Friday’s terrorist attack is not something that, unless you are expressing your deepest sympathies for the victims and their loved ones, should yet be fodder for commentary. Despite what are surely good intentions, any attempts at witticisms or clever commentary comes across as crass opportunism. Unfortunately, as others have pointed out, it was quickly opined on by many, including almost every climate denial outlet. They focused on the connection between climate change and terrorism, generally by highlighting presidential candidate Bernie Sanders' (I-VT) answer to a question on the topic during Saturday’s Democratic debate.
While it is distasteful to even begin discussion on the scientific link between climate and national security so soon after the tragic event, some of the commentary deserves calling out. For example, Mark Steyn—a pundit who frequently fills in for Rush Limbaugh and is currently facing a lawsuit for his attacks on Dr. Michael Mann—didn’t restrain his shock-jock character when discussing Sanders’ comments. Steyn mocked the senator with gruesome imagery by attempting to make a joke on Fox Business that Sanders would fight for climate action even while being beheaded by terrorists.

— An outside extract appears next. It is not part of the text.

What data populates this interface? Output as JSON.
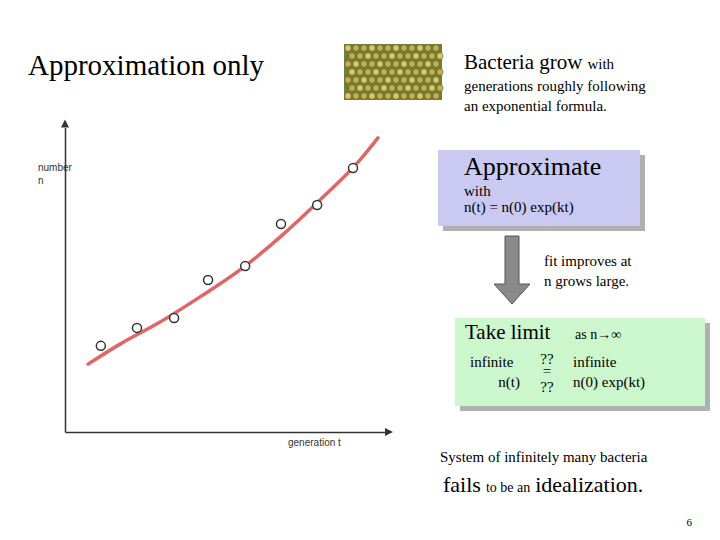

At the Daily Caller, blogger Jim Treacher published a sarcastic and hyperbolic post mocking both #NotAllMuslims and those who take climate change seriously. WUWT has a couple different posts, none that are particularly noteworthy, but all less tactful than one would hope. Climate Depot featured links to a number of denier commentaries, as one would expect. Italso linked to an “alarmist’s” admittedly conspiratorial and tone-deaf post at The Ecologist, which asks if perhaps the attacks were intended in part to disrupt COP21 to protect the terrorists’ oil revenue.
But the worst comes from someone we wouldn’t necessarily expect to be quite so brazen: University of Alabama-Huntsville’s Dr. Roy Spencer. In a Facebook post made the morning after the tragedy, Spencer wrote what he later called “some sarcastic remarks…[about] the hypocrisy of COP 21” that gave the impression that Spencer wanted “terrorists to attack COP21” (an accusation he writes off as “craziness”). This interpretation is a result of the fact that Spencer ended the post by suggesting that since many of the politicians attending COP21 support gun control measures, “any personal security personnel accompanying them should be unarmed.”